Because what I’m doing is not what I want to do, it often feels like more work than I can handle. Objectively I’m sure that’s not so, nor even possible – I’m not doing that much work. Plus there’s the problem that as I age (or as I become more and more cognizant of the boredom factor), the flow of things that need to be done grows more and more gestalt. Where before I used to be able to move steadily through a day of work and activities, now I feel like I’m jerking around from task to task, often not finishing what I want or need to finish before I go on to the next thing.

I hate that.

I feel vaguely guilty about doing the things I’d like to do – i.e., write novels, hike, goof off – because they’re not money-makers, or I don’t know whether they could be (but think probably not).

What I would like to do is not what I need to do. What I need to do bores me blind. It’s hard to force myself to do editorial, teaching, and bookkeeping work, because I am so, so bored with it!

Also I feel guilty about creative writing because it feels like day-dreaming to me. I suspect that, as a daily activity, it might not be healthy.

Still…if I could get a book in front of the public and see if anyone would read it, then I might feel more comfortable about engaging this endeavor.

8 thoughts on “Creative Angst”

  1. Is there any way to “earn” your time to goof around etc through frugality? Any way you could live on soc sec and savings draw down?
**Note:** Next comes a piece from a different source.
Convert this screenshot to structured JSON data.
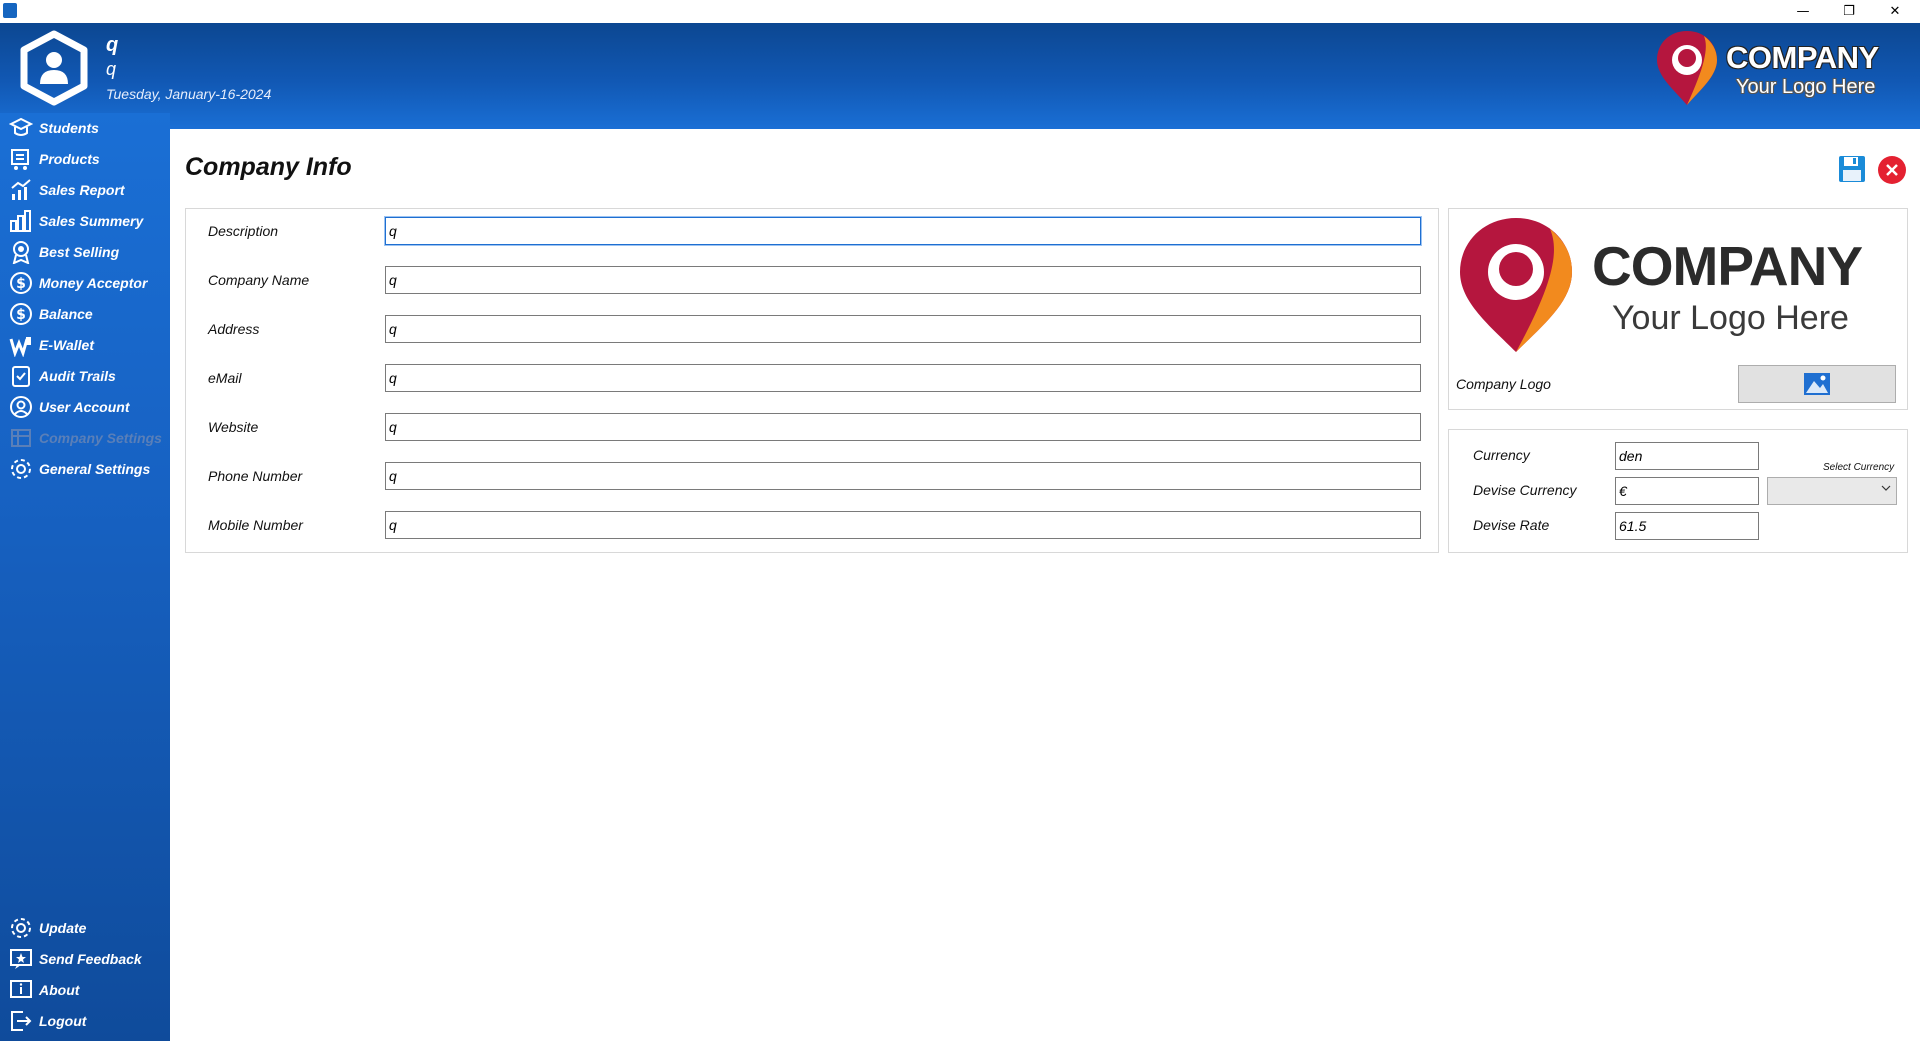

    I would try my best to eliminate at least one of my side jobs. You always sound so frazzled!

  2. Hi Funny,

    Given that we once lived two towns away from Stephen and Tabatha King, I can attest that a living can be made by day-dreaming. They were/are known in the area for giving back – grants to University of Maine as alumi, ball fields, etc. And just plain wicked nice.
    I, also, once read that many of the Harlequin Romance novelists made an ok supplemental income. Perhaps, you will find once you get your novels/books into print that income from that endeavor will provide you with something somewhere between an adequate supplemental income and an I can really retire and travel income.
    Best wishes.

  3. One of the problems with being an “older” woman is exactly yours: we have been pressured all our lives to do something “useful”, told that doing what we WANT to do is wrong, or bad, or something, that when we finally get ourselves to the point where we CAN play, well, we somehow can’t play.
    Give yourself some slack! Take a set amount of time out of your busyness to DO that daydreaming, WRITE that novel, and see where it goes.
    Somebody wise once said that “time we enjoy wasting is not wasted time”.

    • I’d love to. Just now, it’s just not very practical. I can’t dump a client in midstream and leave him to swim for shore himself — particularly not one who pays what this one does. Also, I have contracts to teach the community college courses — weasel out of one or both of those, and I’ll never work for the district again. Even if that didn’t matter (it doesn’t, much), it wouldn’t feel right to leave this particular chair in the lurch, after he has treated me so well. There are both ethical and practical issues that can keep one on the job even after one is sick of it.